Distribution of the unique EC numbers of K. pneumoniae in different function categories compared to other organisms (see legend of Fig. 3 for name abbreviations of organisms). The EC numbers for K. pneumoniae were identified from the unannotated 7.9-fold coverage genome sequences by SWISS-PROT-TrEMBL based IdentiCS. The EC numbers for other organisms are taken from the KEGG genome annotations. The total number of strain-specific ECs is shown in parenthesis under the strain name.

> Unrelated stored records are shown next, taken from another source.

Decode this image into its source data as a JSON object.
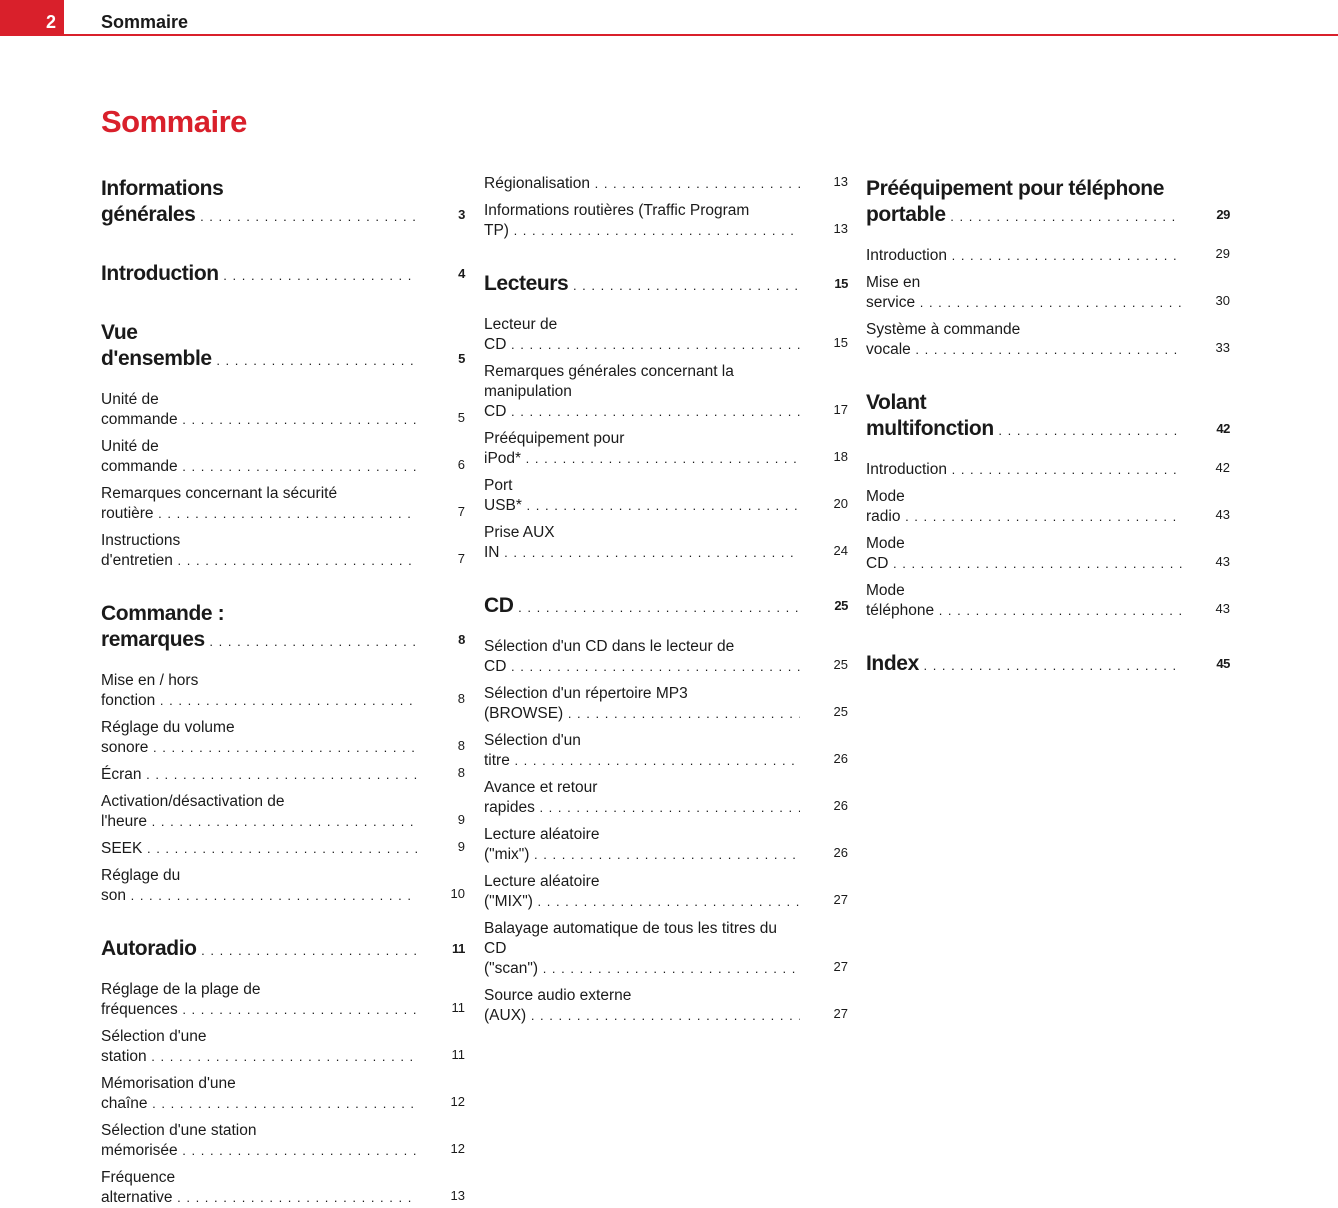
{
  "header": {
    "page_number": "2",
    "section": "Sommaire"
  },
  "title": "Sommaire",
  "accent_color": "#d9202b",
  "columns": [
    [
      {
        "type": "head",
        "label": "Informations générales",
        "page": "3"
      },
      {
        "type": "head",
        "label": "Introduction",
        "page": "4"
      },
      {
        "type": "head",
        "label": "Vue d'ensemble",
        "page": "5"
      },
      {
        "type": "item",
        "label": "Unité de commande",
        "page": "5"
      },
      {
        "type": "item",
        "label": "Unité de commande",
        "page": "6"
      },
      {
        "type": "item",
        "label": "Remarques concernant la sécurité routière",
        "page": "7"
      },
      {
        "type": "item",
        "label": "Instructions d'entretien",
        "page": "7"
      },
      {
        "type": "head",
        "label": "Commande : remarques",
        "page": "8"
      },
      {
        "type": "item",
        "label": "Mise en / hors fonction",
        "page": "8"
      },
      {
        "type": "item",
        "label": "Réglage du volume sonore",
        "page": "8"
      },
      {
        "type": "item",
        "label": "Écran",
        "page": "8"
      },
      {
        "type": "item",
        "label": "Activation/désactivation de l'heure",
        "page": "9"
      },
      {
        "type": "item",
        "label": "SEEK",
        "page": "9"
      },
      {
        "type": "item",
        "label": "Réglage du son",
        "page": "10"
      },
      {
        "type": "head",
        "label": "Autoradio",
        "page": "11"
      },
      {
        "type": "item",
        "label": "Réglage de la plage de fréquences",
        "page": "11"
      },
      {
        "type": "item",
        "label": "Sélection d'une station",
        "page": "11"
      },
      {
        "type": "item",
        "label": "Mémorisation d'une chaîne",
        "page": "12"
      },
      {
        "type": "item",
        "label": "Sélection d'une station mémorisée",
        "page": "12"
      },
      {
        "type": "item",
        "label": "Fréquence alternative",
        "page": "13"
      }
    ],
    [
      {
        "type": "item",
        "label": "Régionalisation",
        "page": "13"
      },
      {
        "type": "item",
        "label": "Informations routières (Traffic Program TP)",
        "page": "13"
      },
      {
        "type": "head",
        "label": "Lecteurs",
        "page": "15"
      },
      {
        "type": "item",
        "label": "Lecteur de CD",
        "page": "15"
      },
      {
        "type": "item",
        "label": "Remarques générales concernant la manipulation CD",
        "page": "17"
      },
      {
        "type": "item",
        "label": "Prééquipement pour iPod*",
        "page": "18"
      },
      {
        "type": "item",
        "label": "Port USB*",
        "page": "20"
      },
      {
        "type": "item",
        "label": "Prise AUX IN",
        "page": "24"
      },
      {
        "type": "head",
        "label": "CD",
        "page": "25"
      },
      {
        "type": "item",
        "label": "Sélection d'un CD dans le lecteur de CD",
        "page": "25"
      },
      {
        "type": "item",
        "label": "Sélection d'un répertoire MP3 (BROWSE)",
        "page": "25"
      },
      {
        "type": "item",
        "label": "Sélection d'un titre",
        "page": "26"
      },
      {
        "type": "item",
        "label": "Avance et retour rapides",
        "page": "26"
      },
      {
        "type": "item",
        "label": "Lecture aléatoire (\"mix\")",
        "page": "26"
      },
      {
        "type": "item",
        "label": "Lecture aléatoire (\"MIX\")",
        "page": "27"
      },
      {
        "type": "item",
        "label": "Balayage automatique de tous les titres du CD (\"scan\")",
        "page": "27"
      },
      {
        "type": "item",
        "label": "Source audio externe (AUX)",
        "page": "27"
      }
    ],
    [
      {
        "type": "head",
        "label": "Prééquipement pour téléphone portable",
        "page": "29"
      },
      {
        "type": "item",
        "label": "Introduction",
        "page": "29"
      },
      {
        "type": "item",
        "label": "Mise en service",
        "page": "30"
      },
      {
        "type": "item",
        "label": "Système à commande vocale",
        "page": "33"
      },
      {
        "type": "head",
        "label": "Volant multifonction",
        "page": "42"
      },
      {
        "type": "item",
        "label": "Introduction",
        "page": "42"
      },
      {
        "type": "item",
        "label": "Mode radio",
        "page": "43"
      },
      {
        "type": "item",
        "label": "Mode CD",
        "page": "43"
      },
      {
        "type": "item",
        "label": "Mode téléphone",
        "page": "43"
      },
      {
        "type": "head",
        "label": "Index",
        "page": "45"
      }
    ]
  ]
}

| Function Categoriesa | ECsb | KPN | ECO | STM | STY | PAO | YPE |
| Carbohydrate metabolism | 427 | 151 | 154 | 147 | 101 | 105 | 123 |
| Energy metabolism | 167 | 60 | 62 | 62 | 46 | 61 | 58 |
| Lipid metabolism | 126 | 27 | 25 | 25 | 17 | 27 | 17 |
| Nucleotide metabolism | 166 | 83 | 82 | 80 | 45 | 66 | 72 |
| Amino Acid metabolism | 561 | 211 | 189 | 189 | 132 | 205 | 183 |
| Other Amino Acids | 146 | 49 | 45 | 43 | 26 | 47 | 41 |
| Complex Carbohydrates | 184 | 63 | 58 | 55 | 33 | 43 | 53 |
| Complex Lipids metabolism | 171 | 46 | 38 | 34 | 24 | 31 | 34 |
| Cofactors and Vitamins | 225 | 104 | 105 | 107 | 74 | 100 | 96 |
| Sum of unique EC numbers | 1899 | 567 | 537 | 529 | 349 | 464 | 476 |
a: Functional categorization according to KEGG; b: unique EC numbers of corresponding metabolism category calculated from KEGG metabolic pathway maps.
Comparison of coding sequences (CDSs) prediction by IdentiCS and CRITICA from unfinished genome sequences of K. pneumoniae with different genome sequence coverage.
| 3.9 × genome data | 7.9 × genome data | |||
| CRITICA | IdentiCS | CRITICA | IdentiCS | |
| Number of all CDSs | 6734 | 5650 | 5135 | 5261 |
| CDSs shared by both programs | 6332* | 4302 | 4823 | 4512 |
| CDSs merely identified by the respective program | 402 | 1348 | 312 | 749 |
*CDSs predicted by IdentiCS can cover more than one smaller CDSs predicted by CRITICA.
Figure 3Glycolysis pathways as example for demonstration of metabolic comparison among different organisms. KPN: K. pneumoniae MGH78578, ECO: Escherichia coli K-12 MG1655, STM: Salmonella typhimurium LT2, STY: Salmonella typhi, PAE: Pseudomonas aeruginosa PA01, YPE: Yersinia pestis strain CO92. Green background with enzyme EC number means that this enzyme exists in all the compared organisms. Colored rectangles under the EC number box represent links to the strain-specific annotation of the corresponding enzyme. Colored bars above the EC number link the enzyme to the corresponding entry in different public databases.